Mt 28,8-15
En aquel tiempo, las mujeres partieron a toda prisa del sepulcro, con miedo y gran gozo, y corrieron a dar la noticia a sus discípulos. En esto, Jesús les salió al encuentro y les dijo: “¡Alegraos!” Ellas, acercándose, se asieron de sus pies y lo adoraron. Entonces les dijo Jesús: “No temáis. Id y avisad a mis hermanos que vayan a Galilea; allí me verán.”

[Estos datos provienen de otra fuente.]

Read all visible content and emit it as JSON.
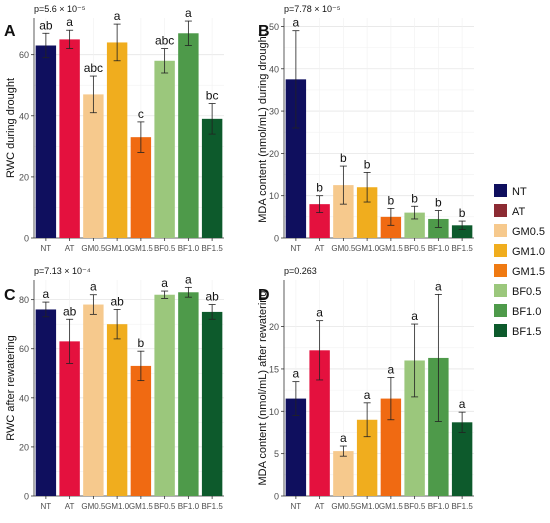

Mientras ellas iban, algunos de los soldados fueron a la ciudad a contar a los sumos sacerdotes todo lo que había pasado. Éstos, reunidos con los ancianos, celebraron consejo y dieron una buena suma de dinero a los soldados, advirtiéndoles: “Decid que sus discípulos vinieron de noche y lo robaron mientras vosotros dormíais. Y si la cosa llega a oídos del procurador, nosotros le convenceremos y os evitaremos complicaciones.” Ellos tomaron el dinero y procedieron según las instrucciones recibidas. Así es como se corrió entre los judíos esa versión, que circula hasta el día de hoy.
Las mujeres quedaron colmadas de gozo por la Resurrección del Señor, pero también de temor; un temor que no se refiere tanto a miedo, sino a una profunda conmoción frente al increíble acontecimiento que se presentaba ante sus ojos. Aunque ciertamente habían oído que Jesús predijo que resucitaría, debió ser sobrecogedor cuando aconteció.
Las cosas sobrenaturales, las cosas de Dios no las comprendemos inmediatamente; sino que, poco a poco, tienen que ir calando en nuestra vida, hasta que se nos vuelvan “naturales” y nos “sintamos en casa” en ellas, por así decir. Por eso, las primeras palabras que Cristo resucitado dirige a las mujeres son: “¡No tengáis miedo!” Ellas deben primero familiarizarse con esta nueva realidad de la Resurrección. ¡Es el mismo Jesús al que conocían, aunque ahora su figura resplandezca transfigurada!
No pocas veces, los textos bíblicos contraponen la luz brillante de Dios con las tinieblas, de modo que se destaca el gran contraste entre ambas. Esto sucede también en el evangelio de hoy. En el contexto de la Resurrección, aparece más oscura que nunca la cerrazón de los sumos sacerdotes y de los ancianos. Ellos se niegan a aceptar este suceso sobrenatural, y, para evitar la expansión de la noticia, recurren a la mentira y a la corrupción.
Ya no hay nada que les detenga o les asuste; no se produce una conversión ni les queda temor de Dios. ¡Es de temer que lo que hacen los sumos sacerdotes al enterarse de la Resurrección, se aproxima al pecado contra el Espíritu Santo! Éste es el pecado que se cierra frente a la verdad revelada y que, en el peor de los casos, persiste en esta actitud hasta la hora de la muerte.
En el caso relatado por el evangelio de hoy, se trata de un pecado con enormes repercusiones, pues se pretende impedir que los judíos tengan conocimiento de la Resurrección del Señor y, en consecuencia, se les priva de la posibilidad de convertirse. Además, siembran desconfianza contra los apóstoles del Señor, quitando autoridad a su testimonio. ¿Quién sabe cuánto repercutió este pecado en la historia de la salvación y en qué medida limitó la conversión del pueblo judío hasta nuestros tiempos? ¡Sólo Dios lo sabe!
También es alarmante la corrupción de los soldados, que se dejaron sobornar con una buena suma de dinero, haciéndose cómplices de este pecado. Las tinieblas se densan cada vez más, tratando de aniquilar el testimonio de Dios con todas sus fuerzas.
Pero el Señor sabe valerse incluso de las circunstancias más adversas. Después de que el pueblo judío no aceptó al Mesías, Jesús envió a sus discípulos a anunciar su Resurrección a los otros pueblos. Mientras Dios sigue esperando que su pueblo reconozca al Mesías que les había enviado, reúne también a los suyos de entre todas las naciones (cf. Jn 11,52). El anuncio de la Resurrección es llevada al mundo y devuelve la esperanza a los hombres. Es la esperanza de que, a pesar de tanto sufrimiento y del aparente triunfo del Mal, Dios tiene la última palabra. ¡Y él ha destinado a los hombres a la vida!
Por eso, nunca cesará el grito de júbilo ante la Resurrección del Señor. ¡Él prepara para nosotros una morada en el cielo (Jn 14,2)! La muerte ha sido vencida y podremos vivir con Dios en la eternidad. ¡Éste es el gran regalo de la Pascua, que nos permite vivir en alegría, con la mirada puesta en la eternidad, aun en medio de las tareas que nos han sido encomendadas en nuestra vida terrenal!